For more, do read Joel Spolsky's Law of Leaky Abtractions
Magic obfuscates functionality. It creates behaviors implicitly instead of explicitly, such that the programmer has no need to understand how the behavior works, and more importantly, how they might go about changing it.
When a coder has a complete grasp of the code base they are working with, "magic" can be a big productivity gain. But when working with a third-party system like a web framework, which has a high degree of complexity, it may take much longer to gain that level of expertise.
Now, to the matter of who you should hire to do the job: if you are concerned about the long term ability of other programmers to understand your contractors' code, it may make sense to go with Django (it is certainly my preference). However, there are many, many Rails experts out there who can maintain your website well into the future.
The choice should come down to who among the contractors you are evaluating, a) have a proven track record, and b) you trust. A good developer will do well on either Rails or Django.
When using magic... to ensure understanding of one piece of the system you must understand the whole thing. Since it's difficult to determine if no magic is affecting the piece you're examining.
It's like reading a story and having the author leave out relevant plot twists, because they're repetitive.
The problem with the "magic" is that it hides a lot of things from you, and IMO makes it harder to track down problems or know what to do/optimize once you start thinking "outside the box" and end up in a "dead magic zone" (i.e. part where the magic doesn't help you).
IMO this is the major problem with Ruby on Rails (and don't get me wrong, I really like Ruby on Rails); it's far too easy to get started with it, and then once you run into a snag where Rails doesn't do the work for you, or where Rails' conventions don't fit... you're pretty much screwed unless you're a Ruby guru because you can't rely on the magic anymore and because it abstracted everything from you, you have no clue how to do it the "hard way"

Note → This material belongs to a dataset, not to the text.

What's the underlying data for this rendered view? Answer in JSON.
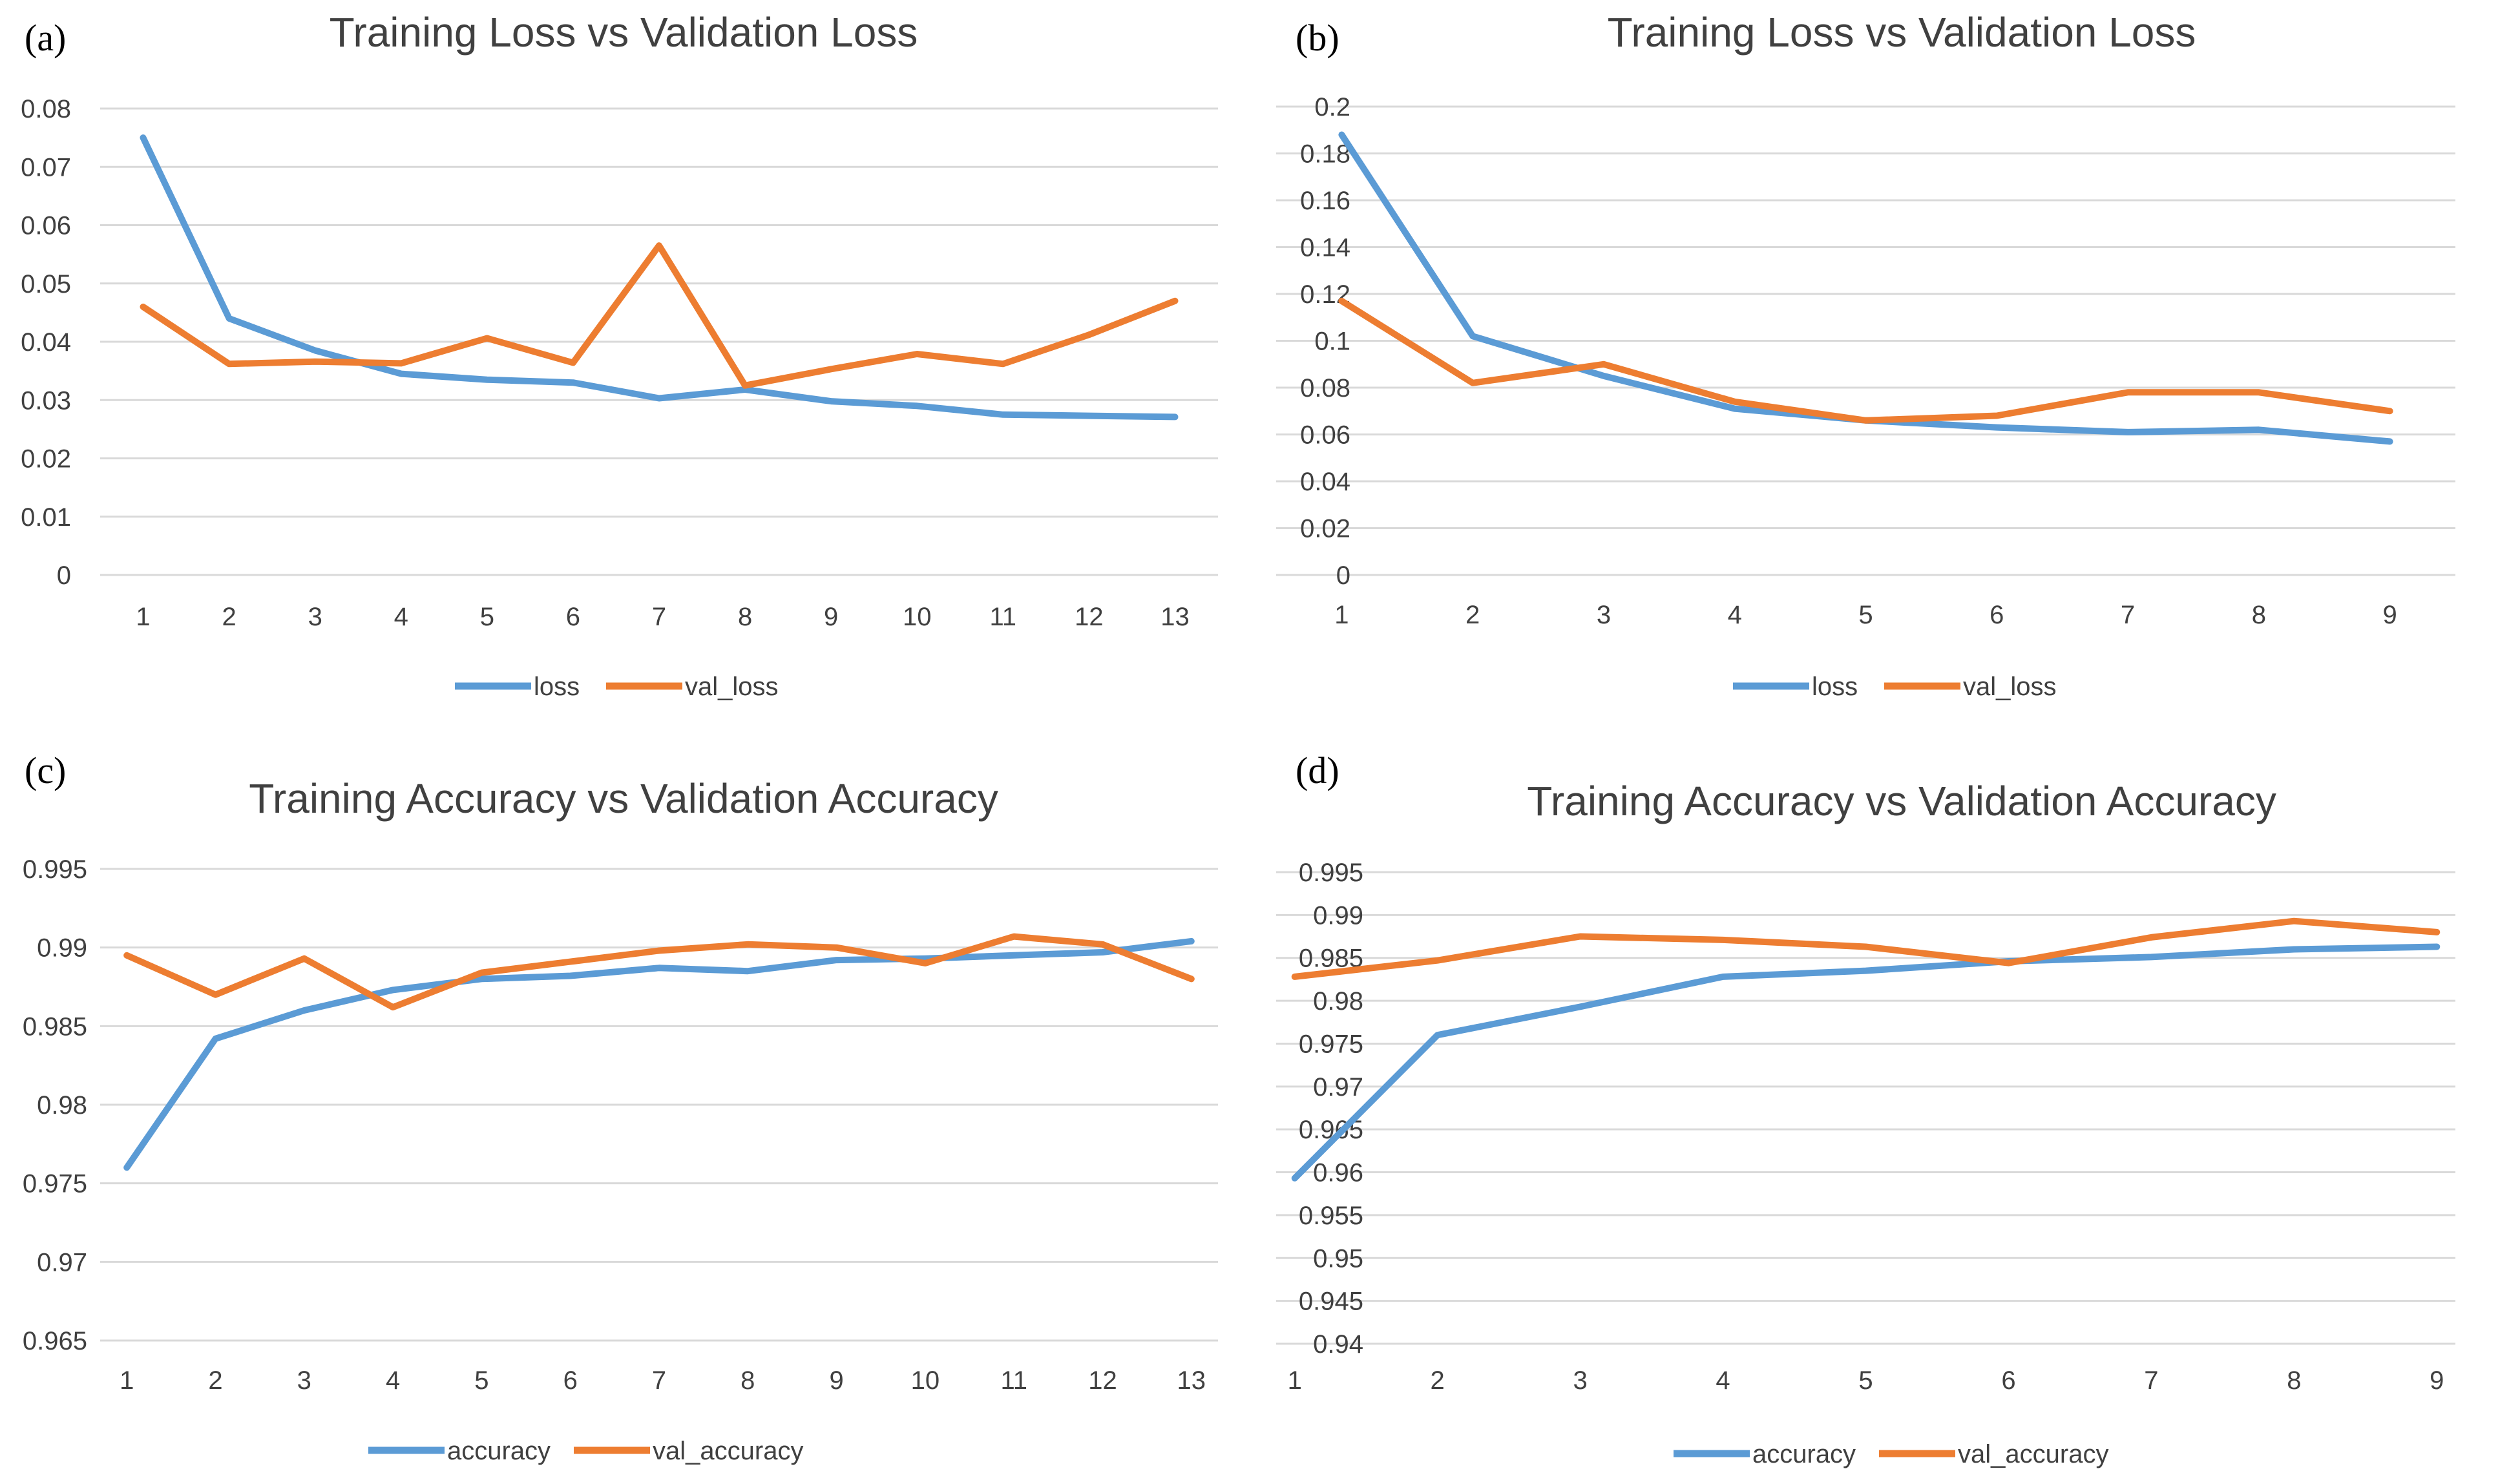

Magic often really means "using embedded assumptions to optimize performance or syntax". Of course, in well-documented code those assumptions are mentioned as explicit constraints.
Sometimes magic is wonderful, since it really cuts down on what you have to write or dramatically improves speed. But you can violate those assumptions in countless ways, and either run into unexpected errors, or worse, have unnoticeable bugs.
Talking about magic, I believe Rails, Django and most, if not all frameworks are doing some kind of magic. The way they abstract things, wrap up low level services in APIs, integrate routes and controllers etc, are kind of magic for people who know little behind. I admit Rails has more magic and people can get lost sometimes. However, we should not dismiss Rails just because of that. Like I said, it is not that magic is very bad and only Rails does magic, most do. We should see that Rails is evolving very fast and its code quality gets better and it has become more and more modular. Resources around Rails are huge. Those should be taken into consideration too.
As Guoliang Cao pointed out, there's always some sort of "magic" that you're relying on, starting with the operating system "magically" taking your keyboard input and rendering it on the screen in the proper location. Every web framework parses the parameters posted to the web page and puts them in a data structure for easy access. Rails is just much more aggressive about what can be done magically, since its creator (who I tend to agree with) has very strong opinions about how web applications should be developed. So the question should really be "how much magic" is appropriate, not if there's an inherent problem with it.